The snippet below configures an experiment that trains a single trial on 50,000 records of data, performs validation at least once every 20,000 records, and checkpoints at least once after every 10,000 records.

searcher:
  name: single
  metric: validation_error
  max_length:
    records: 50000
  smaller_is_better: true
min_validation_period:
  records: 20000
min_checkpoint_period:
  records: 10000

Batches

The number of records in a batch is configured via the global_batch_size hyperparameter. When doing a hyperparameter search that explores multiple batch sizes, this can result in different trials using different values for fields expressed using batches.
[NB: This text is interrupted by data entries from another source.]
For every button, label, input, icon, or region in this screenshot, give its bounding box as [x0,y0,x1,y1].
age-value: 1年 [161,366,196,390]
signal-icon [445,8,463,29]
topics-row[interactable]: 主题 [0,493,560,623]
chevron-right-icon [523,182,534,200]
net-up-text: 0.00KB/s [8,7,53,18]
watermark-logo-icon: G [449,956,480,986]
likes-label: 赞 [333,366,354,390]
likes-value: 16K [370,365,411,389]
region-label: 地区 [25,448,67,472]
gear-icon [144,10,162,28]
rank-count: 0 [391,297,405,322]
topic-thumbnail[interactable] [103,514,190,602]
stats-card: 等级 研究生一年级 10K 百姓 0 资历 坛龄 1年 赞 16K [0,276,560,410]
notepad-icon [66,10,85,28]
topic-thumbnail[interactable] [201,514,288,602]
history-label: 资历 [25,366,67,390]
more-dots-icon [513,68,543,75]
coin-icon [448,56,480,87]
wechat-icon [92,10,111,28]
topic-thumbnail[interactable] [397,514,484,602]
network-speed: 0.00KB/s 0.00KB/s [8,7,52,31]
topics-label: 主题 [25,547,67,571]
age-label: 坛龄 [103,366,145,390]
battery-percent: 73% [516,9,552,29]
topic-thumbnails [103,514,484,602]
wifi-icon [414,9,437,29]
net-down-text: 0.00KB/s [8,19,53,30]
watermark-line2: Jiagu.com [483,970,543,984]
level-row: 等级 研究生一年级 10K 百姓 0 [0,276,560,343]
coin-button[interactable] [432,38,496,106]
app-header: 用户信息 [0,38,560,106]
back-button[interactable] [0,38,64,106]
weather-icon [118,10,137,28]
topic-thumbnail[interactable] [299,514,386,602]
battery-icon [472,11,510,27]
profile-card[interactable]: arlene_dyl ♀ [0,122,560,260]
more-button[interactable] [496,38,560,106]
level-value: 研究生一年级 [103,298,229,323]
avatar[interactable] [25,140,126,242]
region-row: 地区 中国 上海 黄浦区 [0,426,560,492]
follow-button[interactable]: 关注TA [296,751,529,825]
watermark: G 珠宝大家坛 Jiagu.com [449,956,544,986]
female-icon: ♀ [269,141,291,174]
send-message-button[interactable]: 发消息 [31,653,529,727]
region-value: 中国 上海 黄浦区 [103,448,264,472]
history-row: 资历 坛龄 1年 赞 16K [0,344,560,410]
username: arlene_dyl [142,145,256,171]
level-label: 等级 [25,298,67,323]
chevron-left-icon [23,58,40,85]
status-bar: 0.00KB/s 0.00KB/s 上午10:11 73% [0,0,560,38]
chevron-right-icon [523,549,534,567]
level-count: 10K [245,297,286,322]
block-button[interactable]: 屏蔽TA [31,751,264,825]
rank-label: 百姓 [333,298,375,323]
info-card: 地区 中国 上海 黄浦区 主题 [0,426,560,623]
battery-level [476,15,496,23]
This may result in unexpected behavior – for example, specifying max_length for a grid search in batches would result in different grid points being trained on different amounts of data, which is typically undesirable.

The snippet below configures an experiment that trains a single trial on 500 batches of data, performs validation at least once every 200 batches, and checkpoints at least once after every 100 batches.

hyperparameters:
  global_batch_size: 100
searcher:
  name: single
  metric: validation_error
  max_length:
    batches: 500
  smaller_is_better: true
min_validation_period:
  batches: 200
min_checkpoint_period:
  batches: 100

Note

If the amount of data to train a model on is specified using records or epochs and the batch size does not divide evenly into the configured number of inputs, the remaining “partial batch” of data will be dropped (ignored). For example, if an experiment is configured to train a single model on 10 records with a configured batch size of 3, the model will only be trained on 9 records of data. In the corner case that a trial is configured to be trained for less than a single batch of data, a single complete batch will be used instead.